APELAÇÃO CRIMINAL - LAVAGEM DE CAPITAIS, CRIMES CONTRA A ORDEM TRIBUTÁRIA E USO DE DOCUMENTO FALSO -RECURSO DEFENSIVO EM FACE DE DECISÃO QUE DETERMINOU MEDIDAS ASSECURATÓRIAS DIRECIONADAS À CONSTRIÇÃO DE ATIVOS FINANCEIROS -PEDIDO DE REVOGAÇÃO - NÃO CABIMENTO. RECURSO NÃO PROVIDO. A prova da materialidade delitiva e dos indícios suficientes de sua respectiva autoria, quando evidenciada em contexto norteado pela 'necessidade' e pela 'adequação' de provimentos constritivos, basta para autorizar a concessão, inaudita altera pars, das medidas assecuratórias, sobretudo em sede de crimes contra a ordem tributária, os quais determinam a adoção de providências suficientes à recomposição de eventual dano sofrido pelo erário.

A defesa alega: a) que a paciente não é sócia ou funcionária da empresa Hit Distribuidora; b) que o fato de ser proprietária e locadora do endereço indicado pela empresa como sendo sua sede e, ainda, a existência de nota fiscal emitida por empresa de vestuário no qual constou endereço residencial atribuído à paciente não são elementos aptos a justificar as graves medidas; c) fragilidade das provas da autoria delitiva; d) ausência de fundamentação e individualização suficiente para deferir as medidas assecuratórias.

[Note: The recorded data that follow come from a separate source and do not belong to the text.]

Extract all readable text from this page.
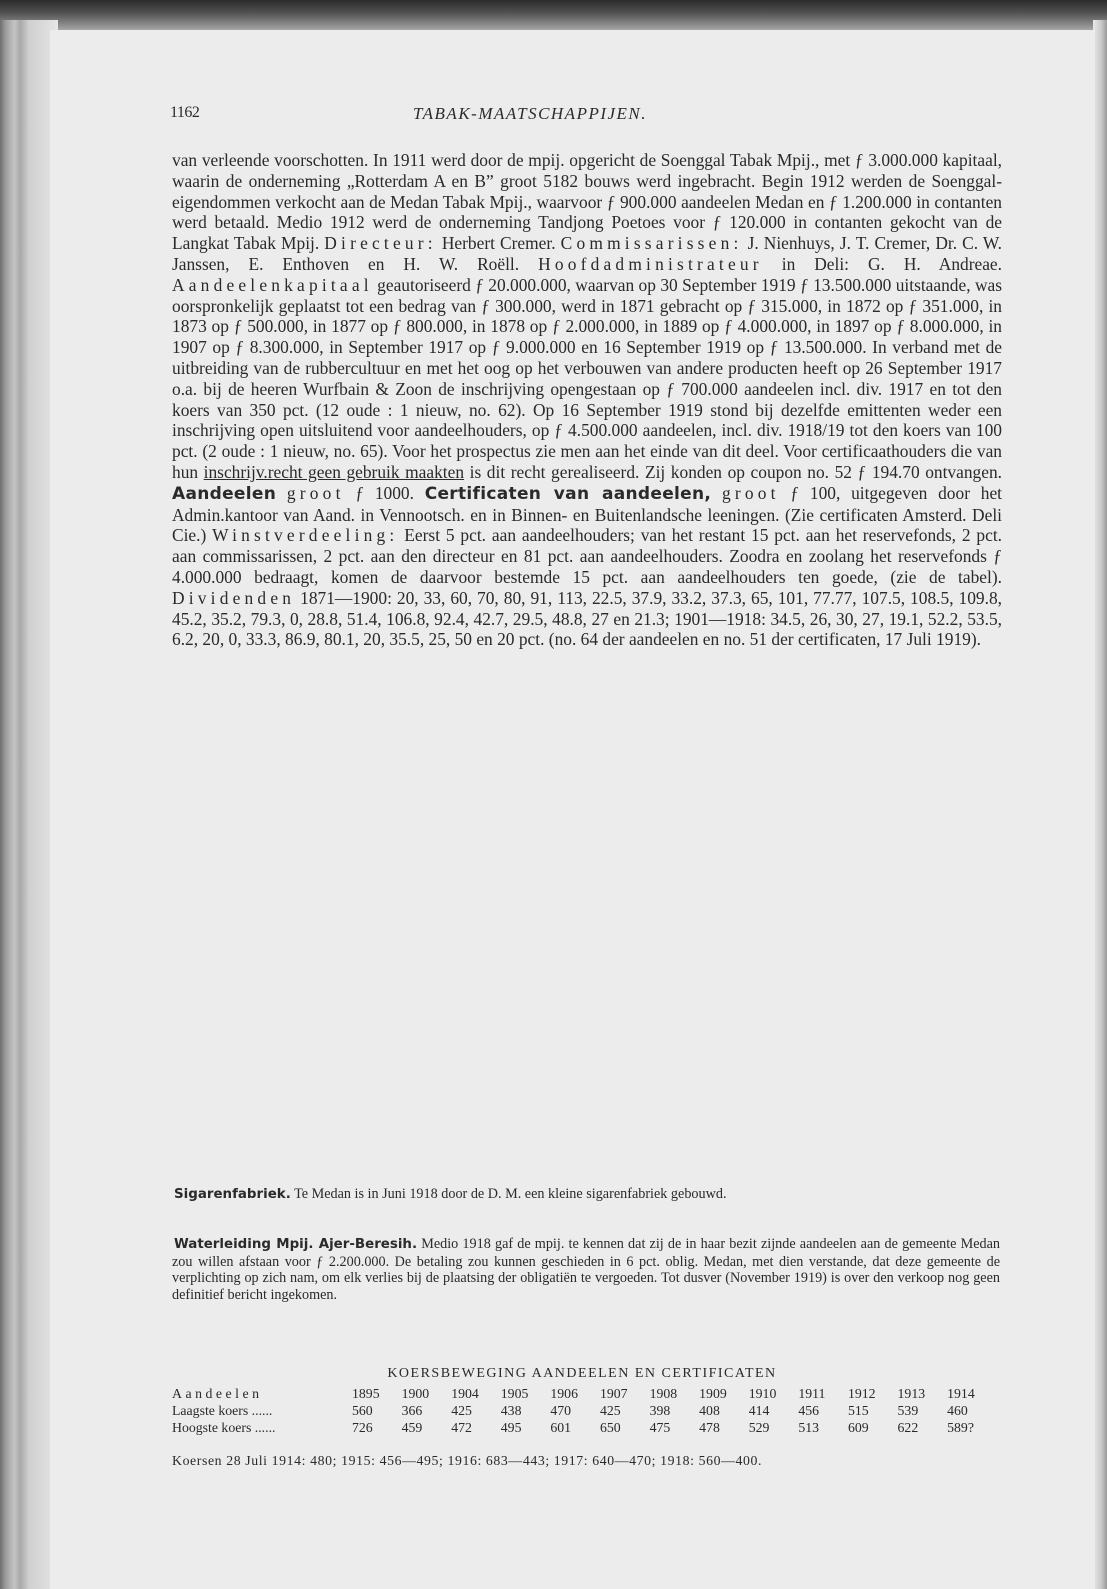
1162	TABAK-MAATSCHAPPIJEN.

van verleende voorschotten. In 1911 werd door de mpij. opgericht de Soenggal Tabak Mpij., met ƒ 3.000.000 kapitaal, waarin de onderneming „Rotterdam A en B” groot 5182 bouws werd ingebracht. Begin 1912 werden de Soenggal-eigendommen verkocht aan de Medan Tabak Mpij., waarvoor ƒ 900.000 aandeelen Medan en ƒ 1.200.000 in contanten werd betaald. Medio 1912 werd de onderneming Tandjong Poetoes voor ƒ 120.000 in contanten gekocht van de Langkat Tabak Mpij. Directeur: Herbert Cremer. Commissarissen: J. Nienhuys, J. T. Cremer, Dr. C. W. Janssen, E. Enthoven en H. W. Roëll. Hoofdadministrateur in Deli: G. H. Andreae. Aandeelenkapitaal geautoriseerd ƒ 20.000.000, waarvan op 30 September 1919 ƒ 13.500.000 uitstaande, was oorspronkelijk geplaatst tot een bedrag van ƒ 300.000, werd in 1871 gebracht op ƒ 315.000, in 1872 op ƒ 351.000, in 1873 op ƒ 500.000, in 1877 op ƒ 800.000, in 1878 op ƒ 2.000.000, in 1889 op ƒ 4.000.000, in 1897 op ƒ 8.000.000, in 1907 op ƒ 8.300.000, in September 1917 op ƒ 9.000.000 en 16 September 1919 op ƒ 13.500.000. In verband met de uitbreiding van de rubbercultuur en met het oog op het verbouwen van andere producten heeft op 26 September 1917 o.a. bij de heeren Wurfbain & Zoon de inschrijving opengestaan op ƒ 700.000 aandeelen incl. div. 1917 en tot den koers van 350 pct. (12 oude : 1 nieuw, no. 62). Op 16 September 1919 stond bij dezelfde emittenten weder een inschrijving open uitsluitend voor aandeelhouders, op ƒ 4.500.000 aandeelen, incl. div. 1918/19 tot den koers van 100 pct. (2 oude : 1 nieuw, no. 65). Voor het prospectus zie men aan het einde van dit deel. Voor certificaathouders die van hun inschrijv.recht geen gebruik maakten is dit recht gerealiseerd. Zij konden op coupon no. 52 ƒ 194.70 ontvangen. Aandeelen groot ƒ 1000. Certificaten van aandeelen, groot ƒ 100, uitgegeven door het Admin.kantoor van Aand. in Vennootsch. en in Binnen- en Buitenlandsche leeningen. (Zie certificaten Amsterd. Deli Cie.) Winstverdeeling: Eerst 5 pct. aan aandeelhouders; van het restant 15 pct. aan het reservefonds, 2 pct. aan commissarissen, 2 pct. aan den directeur en 81 pct. aan aandeelhouders. Zoodra en zoolang het reservefonds ƒ 4.000.000 bedraagt, komen de daarvoor bestemde 15 pct. aan aandeelhouders ten goede, (zie de tabel). Dividenden 1871—1900: 20, 33, 60, 70, 80, 91, 113, 22.5, 37.9, 33.2, 37.3, 65, 101, 77.77, 107.5, 108.5, 109.8, 45.2, 35.2, 79.3, 0, 28.8, 51.4, 106.8, 92.4, 42.7, 29.5, 48.8, 27 en 21.3; 1901—1918: 34.5, 26, 30, 27, 19.1, 52.2, 53.5, 6.2, 20, 0, 33.3, 86.9, 80.1, 20, 35.5, 25, 50 en 20 pct. (no. 64 der aandeelen en no. 51 der certificaten, 17 Juli 1919).

Sigarenfabriek. Te Medan is in Juni 1918 door de D. M. een kleine sigarenfabriek gebouwd.

Waterleiding Mpij. Ajer-Beresih. Medio 1918 gaf de mpij. te kennen dat zij de in haar bezit zijnde aandeelen aan de gemeente Medan zou willen afstaan voor ƒ 2.200.000. De betaling zou kunnen geschieden in 6 pct. oblig. Medan, met dien verstande, dat deze gemeente de verplichting op zich nam, om elk verlies bij de plaatsing der obligatiën te vergoeden. Tot dusver (November 1919) is over den verkoop nog geen definitief bericht ingekomen.

KOERSBEWEGING AANDEELEN EN CERTIFICATEN
Aandeelen	1895	1900	1904	1905	1906	1907	1908	1909	1910	1911	1912	1913	1914
Laagste koers ......	560	366	425	438	470	425	398	408	414	456	515	539	460
Hoogste koers ......	726	459	472	495	601	650	475	478	529	513	609	622	589?
Koersen 28 Juli 1914: 480; 1915: 456—495; 1916: 683—443; 1917: 640—470; 1918: 560—400.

Requer liminar para suspender o PIC 0123.20.000940-5 (0013058.23.2021.8.13.0123) até o julgamento de mérito do presente habeas corpus o e, definitivamente, deferimento da ordem para declarar "nula a decisão da quebra de sigilo bancário e fiscal, bem como de busca e apreensão, decretadas em face da Paciente, determinando-se o desentranhamento das provas contaminadas pela ilicitude, bem como as delas derivadas, nos termos do art. 157 do CPP" (e-STJ fl. 19).

A liminar foi negada (e-STJ, fls. 829-831).

Informações prestadas pelo TJMG (e-STJ, fls. 837-893 e 903-1741).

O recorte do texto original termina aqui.